Yep, I had reproduced this explicitly when playing around with some
instrumented delays and whatnot in the code. This and the similar
variant of just returning internal/non-string data fork metadata via
->get_link() is why I asked to restore old behavior of returning -ECHILD
for inline symlinks.

> We are already past whatever checks we might add in pick_link().  And the
> pointer is still valid.  So we end up quietly traversing the body of
> completely unrelated symlink that never had been anywhere near any directory
> we might be looking at.  With no indication of anything going wrong - just
> a successful resolution with bogus result.
> 
> Could XFS folks explain what exactly goes wrong if we make actual marking
> inode as ready for reuse RCU-delayed, by shifting just that into
> ->free_inode()?  Why would we need any extra synchronize_rcu() anywhere?
> 

Dave already chimed in on why we probably don't want ->free_inode()
across the board. I don't think there's a functional problem with a more
selective injection of an rcu delay on the INACTIVE -> RECLAIMABLE
transition, based on the reasoning specified earlier (i.e., the iget
side already blocks on INACTIVE, so it's just a matter of a longer
delay).

Most of that long thread I previously linked to was us discussing pretty
much how to do something like that with minimal performance impact. The
experiment I ran to measure performance was use of queue_rcu_work() for
inactive inode processing. That resulted in a performance hit to single
threaded sequential file removal, but could be mitigated by increasing
the queue size (which may or may not have other side effects). Dave
suggested a more async approach to track the current grace period in the
inode and refer to it at lookup/alloc time, but that is notably more
involved and isn't clear if/how much it mitigates rcu delays.

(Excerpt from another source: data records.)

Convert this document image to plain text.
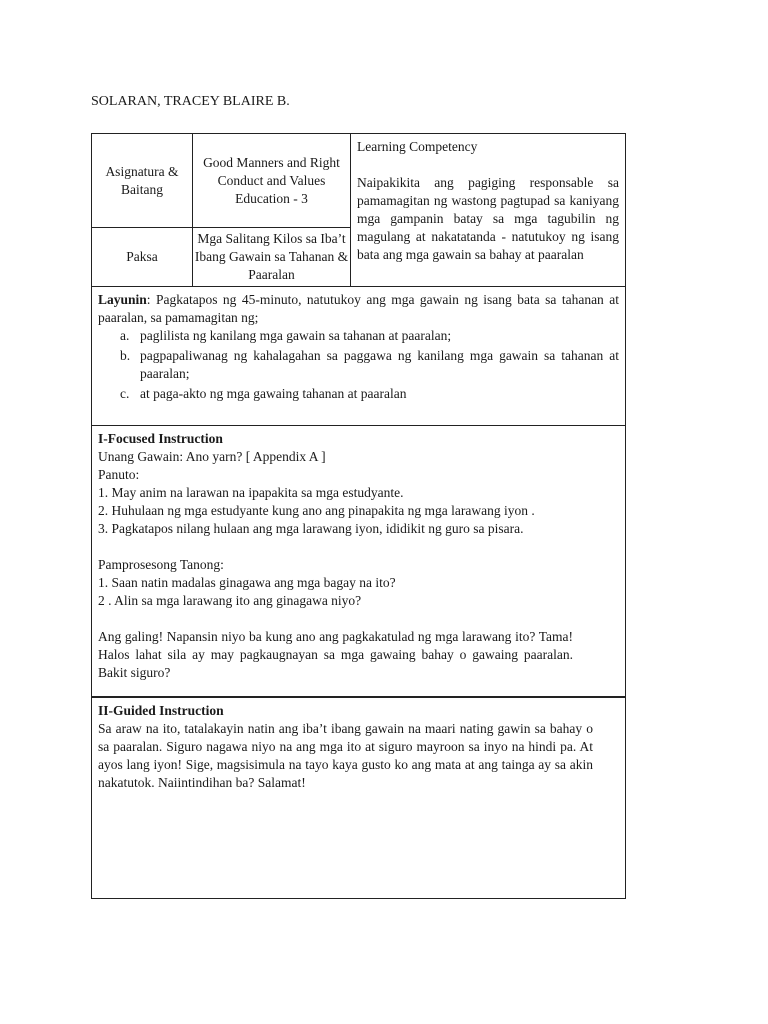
SOLARAN, TRACEY BLAIRE B.
Asignatura & Baitang
Good Manners and Right Conduct and Values Education - 3
Learning Competency
Naipakikita ang pagiging responsable sa pamamagitan ng wastong pagtupad sa kaniyang mga gampanin batay sa mga tagubilin ng magulang at nakatatanda - natutukoy ng isang bata ang mga gawain sa bahay at paaralan
Paksa
Mga Salitang Kilos sa Iba’t Ibang Gawain sa Tahanan & Paaralan

Layunin: Pagkatapos ng 45-minuto, natutukoy ang mga gawain ng isang bata sa tahanan at paaralan, sa pamamagitan ng;

a. paglilista ng kanilang mga gawain sa tahanan at paaralan;
b. pagpapaliwanag ng kahalagahan sa paggawa ng kanilang mga gawain sa tahanan at paaralan;
c. at paga-akto ng mga gawaing tahanan at paaralan
I-Focused Instruction
Unang Gawain: Ano yarn? [ Appendix A ]
Panuto:
1. May anim na larawan na ipapakita sa mga estudyante.
2. Huhulaan ng mga estudyante kung ano ang pinapakita ng mga larawang iyon .
3. Pagkatapos nilang hulaan ang mga larawang iyon, ididikit ng guro sa pisara.
Pamprosesong Tanong:
1. Saan natin madalas ginagawa ang mga bagay na ito?
2 . Alin sa mga larawang ito ang ginagawa niyo?
Ang galing! Napansin niyo ba kung ano ang pagkakatulad ng mga larawang ito? Tama! Halos lahat sila ay may pagkaugnayan sa mga gawaing bahay o gawaing paaralan. Bakit siguro?
II-Guided Instruction
Sa araw na ito, tatalakayin natin ang iba’t ibang gawain na maari nating gawin sa bahay o sa paaralan. Siguro nagawa niyo na ang mga ito at siguro mayroon sa inyo na hindi pa. At ayos lang iyon! Sige, magsisimula na tayo kaya gusto ko ang mata at ang tainga ay sa akin nakatutok. Naiintindihan ba? Salamat!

IIUC, your thought here is to introduce an rcu delay on the destroy
side, but after the inactive processing rather than before it (as my
previous experiment did). IOW, basically invoke
xfs_inodegc_set_reclaimable() as an rcu callback via
xfs_inodegc_worker(), yes? If so, that seems like a potentially
reasonable option to me since it pulls the delay out of the inactivation
processing pipeline. I suspect the tradeoff with that is it might be
slightly less efficient than doing it earlier because we've lost any
grace period transitions that have occurred since before the inode was
queued and processed, but OTOH this might isolate the impact of that
delay to the inode reuse path. Maybe there's room for a simple
optimization there in cases where a gp may have expired already since
the inode was first queued. Hmm.. maybe I'll give that a try to see
if/how much impact there may be on an inode alloc/free workload..

Brian